Solanco Sisters Learn Valuable Lessons During Mission Trip to Cuba

A trip back to a simpler place helped teach the Zander sisters to be more present.

Reese and Braelyn Zander were part of Waterway Church's 18-person mission trip to Santa Marta, Cuba, from June 21 to 28.

Waterway youth group leader Kevin Martin said that while Santa Marta is an impoverished town, there is infrastructure to have electricity. However, there are rolling blackouts throughout the country that limit the use of electricity to two to three hours a day in certain places.

"We are definitely blessed to be living here (in Pennsylvania)," said Braelyn, who is a rising junior at Solanco High School. "They live such a different life than we live, and I feel like most people here don't realize how much we have and how different it is from how little that they have there."
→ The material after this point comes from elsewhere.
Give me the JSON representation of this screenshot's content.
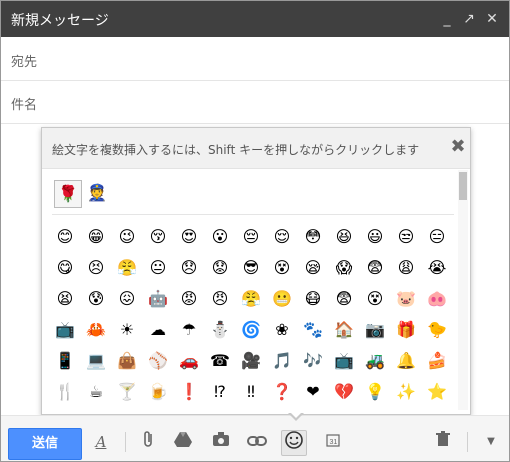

The lack of electricity forced the missionaries to hold direct interpersonal communications, sometimes with the assistance of interpreters. "I just really enjoyed getting to connect with people," said Reese, a recent Solanco High graduate. "It was very different than home because everybody spoke Spanish, so it was hard to have conversations with them, but we also didn't have a lot of electricity and very much Wi-Fi or cell service. So here at home, if you're bored, you can scroll on Instagram, you can go on your phone and do whatever, but there that wasn't really an option."
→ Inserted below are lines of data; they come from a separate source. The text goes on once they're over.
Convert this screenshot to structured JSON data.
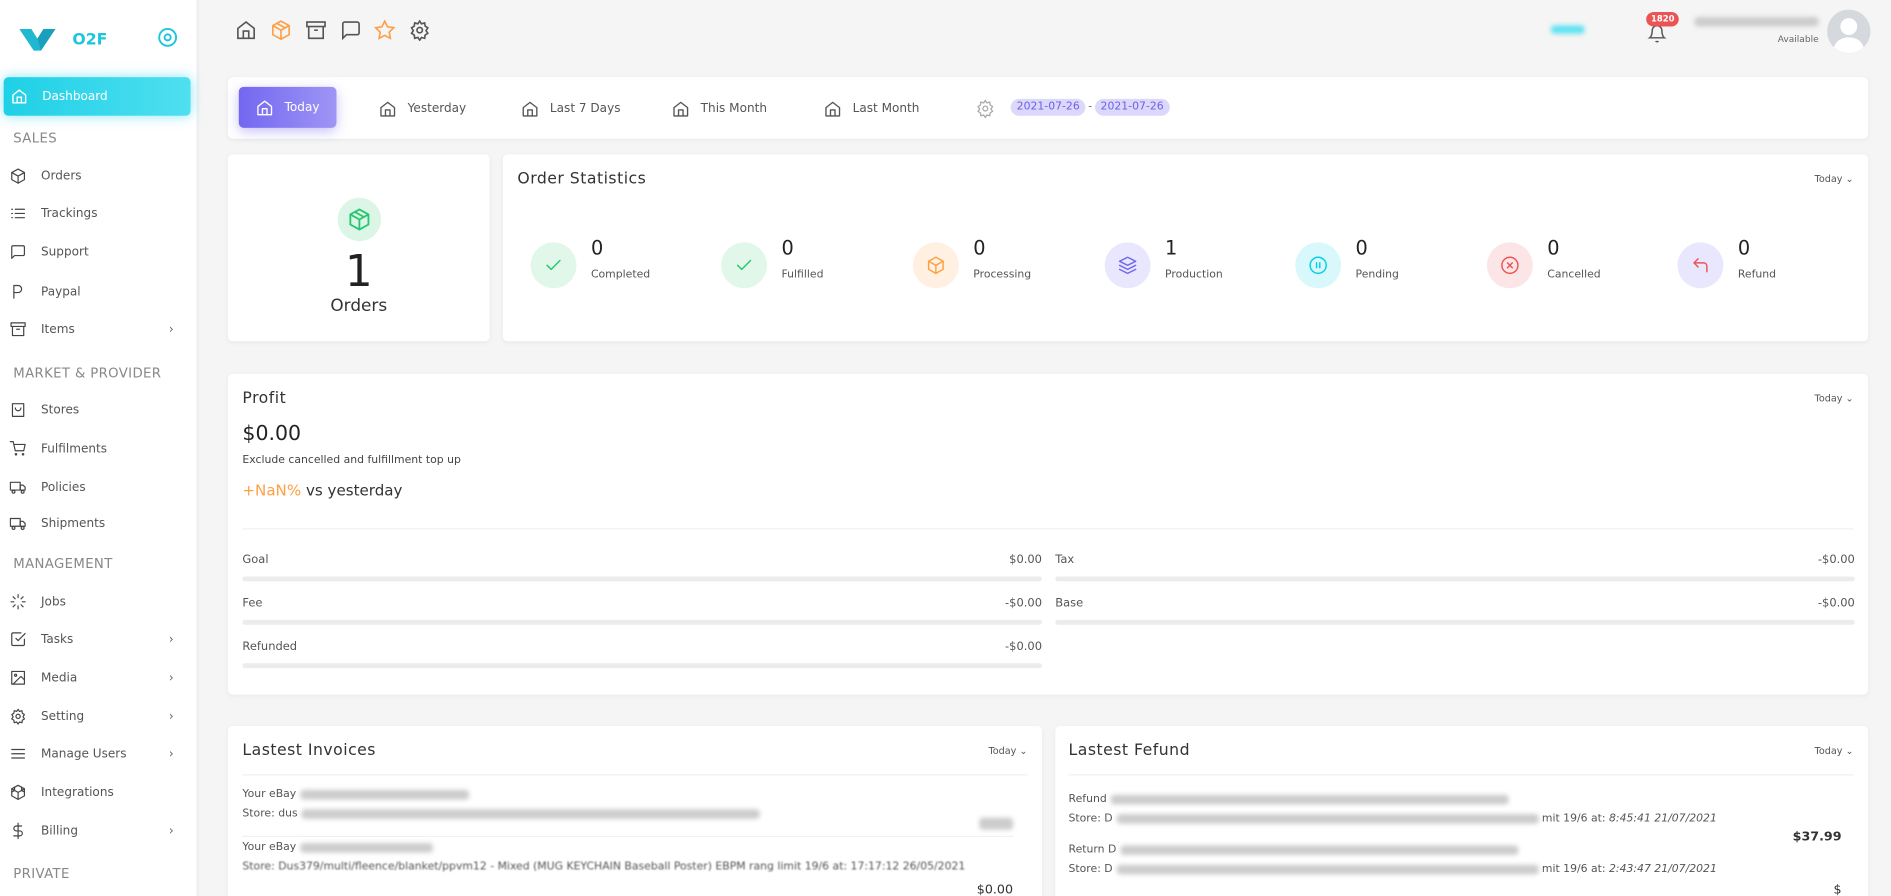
{
  "brand": {
    "name": "O2F",
    "color": "#1ec6dc"
  },
  "sidebar": {
    "active": {
      "label": "Dashboard",
      "icon": "home-icon"
    },
    "sections": [
      {
        "title": "SALES",
        "items": [
          {
            "label": "Orders",
            "icon": "box-icon",
            "chevron": false
          },
          {
            "label": "Trackings",
            "icon": "list-icon",
            "chevron": false
          },
          {
            "label": "Support",
            "icon": "message-icon",
            "chevron": false
          },
          {
            "label": "Paypal",
            "icon": "paypal-icon",
            "chevron": false
          },
          {
            "label": "Items",
            "icon": "archive-icon",
            "chevron": true
          }
        ]
      },
      {
        "title": "MARKET & PROVIDER",
        "items": [
          {
            "label": "Stores",
            "icon": "shopping-bag-icon",
            "chevron": false
          },
          {
            "label": "Fulfilments",
            "icon": "cart-icon",
            "chevron": false
          },
          {
            "label": "Policies",
            "icon": "truck-icon",
            "chevron": false
          },
          {
            "label": "Shipments",
            "icon": "truck-icon",
            "chevron": false
          }
        ]
      },
      {
        "title": "MANAGEMENT",
        "items": [
          {
            "label": "Jobs",
            "icon": "loader-icon",
            "chevron": false
          },
          {
            "label": "Tasks",
            "icon": "check-square-icon",
            "chevron": true
          },
          {
            "label": "Media",
            "icon": "image-icon",
            "chevron": true
          },
          {
            "label": "Setting",
            "icon": "gear-icon",
            "chevron": true
          },
          {
            "label": "Manage Users",
            "icon": "menu-icon",
            "chevron": true
          },
          {
            "label": "Integrations",
            "icon": "codesandbox-icon",
            "chevron": false
          },
          {
            "label": "Billing",
            "icon": "dollar-icon",
            "chevron": true
          }
        ]
      },
      {
        "title": "PRIVATE",
        "items": []
      }
    ]
  },
  "header": {
    "icons": [
      "home-icon",
      "box-icon",
      "archive-icon",
      "message-icon",
      "star-icon",
      "gear-icon"
    ],
    "notification_count": "1820",
    "user_status": "Available"
  },
  "filters": {
    "items": [
      "Today",
      "Yesterday",
      "Last 7 Days",
      "This Month",
      "Last Month"
    ],
    "date_from": "2021-07-26",
    "date_sep": "-",
    "date_to": "2021-07-26",
    "accent": "#7367f0"
  },
  "orders_card": {
    "count": "1",
    "label": "Orders"
  },
  "order_statistics": {
    "title": "Order Statistics",
    "period": "Today ⌄",
    "stats": [
      {
        "value": "0",
        "label": "Completed",
        "icon": "check-icon",
        "color": "#28c76f",
        "bg": "#e0f7ea"
      },
      {
        "value": "0",
        "label": "Fulfilled",
        "icon": "check-icon",
        "color": "#28c76f",
        "bg": "#e0f7ea"
      },
      {
        "value": "0",
        "label": "Processing",
        "icon": "box-icon",
        "color": "#ff9f43",
        "bg": "#fff0e1"
      },
      {
        "value": "1",
        "label": "Production",
        "icon": "layers-icon",
        "color": "#7367f0",
        "bg": "#e9e7fd"
      },
      {
        "value": "0",
        "label": "Pending",
        "icon": "pause-circle-icon",
        "color": "#00cfe8",
        "bg": "#d9f8fc"
      },
      {
        "value": "0",
        "label": "Cancelled",
        "icon": "x-circle-icon",
        "color": "#ea5455",
        "bg": "#fce5e6"
      },
      {
        "value": "0",
        "label": "Refund",
        "icon": "corner-up-left-icon",
        "color": "#ea5455",
        "bg": "#e9e7fd"
      }
    ]
  },
  "profit": {
    "title": "Profit",
    "period": "Today ⌄",
    "amount": "$0.00",
    "note": "Exclude cancelled and fulfillment top up",
    "change": "+NaN%",
    "change_suffix": "vs yesterday",
    "rows_left": [
      {
        "label": "Goal",
        "value": "$0.00"
      },
      {
        "label": "Fee",
        "value": "-$0.00"
      },
      {
        "label": "Refunded",
        "value": "-$0.00"
      }
    ],
    "rows_right": [
      {
        "label": "Tax",
        "value": "-$0.00"
      },
      {
        "label": "Base",
        "value": "-$0.00"
      }
    ]
  },
  "invoices": {
    "title": "Lastest Invoices",
    "period": "Today ⌄",
    "items": [
      {
        "line1": "Your eBay",
        "line2": "Store: dus",
        "amount": ""
      },
      {
        "line1": "Your eBay",
        "line2": "Store: Dus379/multi/fleence/blanket/ppvm12 - Mixed (MUG KEYCHAIN Baseball Poster) EBPM rang limit 19/6 at: 17:17:12 26/05/2021",
        "amount": "$0.00"
      }
    ]
  },
  "refunds": {
    "title": "Lastest Fefund",
    "period": "Today ⌄",
    "items": [
      {
        "line1": "Refund",
        "line2": "Store: D",
        "line2_end": "mit 19/6 at: ",
        "time": "8:45:41 21/07/2021",
        "amount": "$37.99"
      },
      {
        "line1": "Return D",
        "line2": "Store: D",
        "line2_end": "mit 19/6 at: ",
        "time": "2:43:47 21/07/2021",
        "amount": "$"
      }
    ]
  }
}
That forced the youths to interact face-to-face with each other and the Santa Marta residents. "We couldn't just fall back on our phones," Reese said. "We had to be completely present and talking with the people that were there. So that was definitely one of my favorite things."

The desire to be in the moment carried over after they returned from Cuba. "I feel like I don't want to be on my phone as much," Braelyn said. "I feel like it's more about, like, 'Oh, I'm not doing anything right now. I wish I had a youth group to sit around and talk to or sing songs with or something like that.'"
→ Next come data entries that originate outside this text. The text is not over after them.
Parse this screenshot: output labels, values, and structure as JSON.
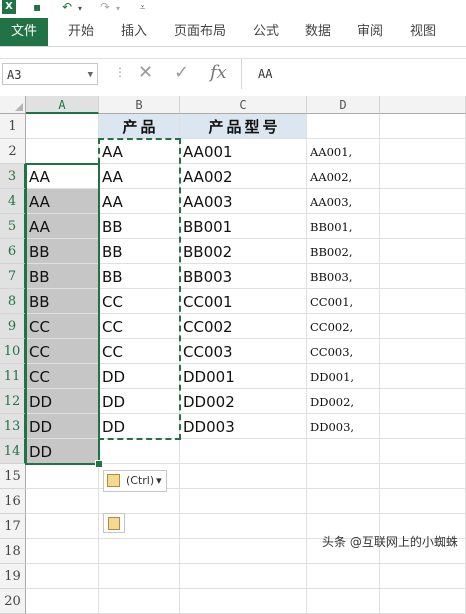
{
  "window": {
    "app_logo": "X",
    "qat_icons": [
      "save-icon",
      "undo-icon",
      "redo-icon",
      "customize-icon"
    ],
    "tabs": [
      "文件",
      "开始",
      "插入",
      "页面布局",
      "公式",
      "数据",
      "审阅",
      "视图"
    ]
  },
  "formula_bar": {
    "name_box": "A3",
    "separator": "⋮",
    "cancel_glyph": "✕",
    "enter_glyph": "✓",
    "fx_label": "fx",
    "content": "AA"
  },
  "sheet": {
    "columns": [
      "A",
      "B",
      "C",
      "D"
    ],
    "selected_column": "A",
    "rows": [
      {
        "n": "1",
        "a": "",
        "b": "产品",
        "c": "产品型号",
        "d": ""
      },
      {
        "n": "2",
        "a": "",
        "b": "AA",
        "c": "AA001",
        "d": "AA001,"
      },
      {
        "n": "3",
        "a": "AA",
        "b": "AA",
        "c": "AA002",
        "d": "AA002,"
      },
      {
        "n": "4",
        "a": "AA",
        "b": "AA",
        "c": "AA003",
        "d": "AA003,"
      },
      {
        "n": "5",
        "a": "AA",
        "b": "BB",
        "c": "BB001",
        "d": "BB001,"
      },
      {
        "n": "6",
        "a": "BB",
        "b": "BB",
        "c": "BB002",
        "d": "BB002,"
      },
      {
        "n": "7",
        "a": "BB",
        "b": "BB",
        "c": "BB003",
        "d": "BB003,"
      },
      {
        "n": "8",
        "a": "BB",
        "b": "CC",
        "c": "CC001",
        "d": "CC001,"
      },
      {
        "n": "9",
        "a": "CC",
        "b": "CC",
        "c": "CC002",
        "d": "CC002,"
      },
      {
        "n": "10",
        "a": "CC",
        "b": "CC",
        "c": "CC003",
        "d": "CC003,"
      },
      {
        "n": "11",
        "a": "CC",
        "b": "DD",
        "c": "DD001",
        "d": "DD001,"
      },
      {
        "n": "12",
        "a": "DD",
        "b": "DD",
        "c": "DD002",
        "d": "DD002,"
      },
      {
        "n": "13",
        "a": "DD",
        "b": "DD",
        "c": "DD003",
        "d": "DD003,"
      },
      {
        "n": "14",
        "a": "DD",
        "b": "",
        "c": "",
        "d": ""
      },
      {
        "n": "15",
        "a": "",
        "b": "",
        "c": "",
        "d": ""
      },
      {
        "n": "16",
        "a": "",
        "b": "",
        "c": "",
        "d": ""
      },
      {
        "n": "17",
        "a": "",
        "b": "",
        "c": "",
        "d": ""
      },
      {
        "n": "18",
        "a": "",
        "b": "",
        "c": "",
        "d": ""
      },
      {
        "n": "19",
        "a": "",
        "b": "",
        "c": "",
        "d": ""
      },
      {
        "n": "20",
        "a": "",
        "b": "",
        "c": "",
        "d": ""
      }
    ]
  },
  "paste_options": {
    "label": "(Ctrl)",
    "arrow": "▾"
  },
  "watermark": "头条 @互联网上的小蜘蛛",
  "colors": {
    "accent": "#217346",
    "header_fill": "#dce6f1",
    "selection_fill": "#c6c6c6"
  }
}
During the mission trip, the 14 youth group members and four adult leaders from the Oxford church attended numerous church worship services, helped work on farms, painted, handed out rice and beans, and interacted with youths and disabled members of the Santa Marta community.

"I think my favorite part was just meeting everyone down there," said youth group member Johnny Smoker, who recently graduated from Oxford Area High School. "It was hard to really have conversations with them because they spoke Spanish, but the energy they had and how much they love and praise the Lord was just really awesome."

The mission also boosted the camaraderie among youth group members. "I think it brought us a lot closer," Reese said. "I know all of them, but I feel like before the mission trips, we were all friends, but none of us were super close. Some people are closer with others, but we aren't all close at one time to each other. So going away and just being able to sit and talk with each other, I think we got closer as a group, so everybody's more connected than we were before we left."

The Waterway Church high school youth group takes an international mission trip once every four years so that everyone in the organization will have the opportunity. In the other years, the group completes two missions within Pennsylvania and makes one trip to a place in the continental United States.

The group worked with Experience Mission, and Martin said it was easier than expected to take a group on a humanitarian trip to Cuba. "I think it gives us all, not just (the youth group), everybody that's on the trip a reality check on what's happening in the rest of the world," Martin said. "When we get to go to a place like Cuba, you realize just how a significant portion of the world lives so much differently than we do."

Martin came away impressed with the Cuban people. "The people in Cuba themselves have no choice on where they were born, where they are living, what conditions they have to live in. It's certainly opened my eyes to a lot," he said, noting that he was impressed by the Cubans' faith. "They are forced to rely on God to provide for them, because they don't have the infrastructure, they don't have the government services that we have. That was part of the experience for me, just kind of coming of that realization that the people are no different than we are. They're serving God. They worship the same God there. Yes, you knew that going in, but this just made it real."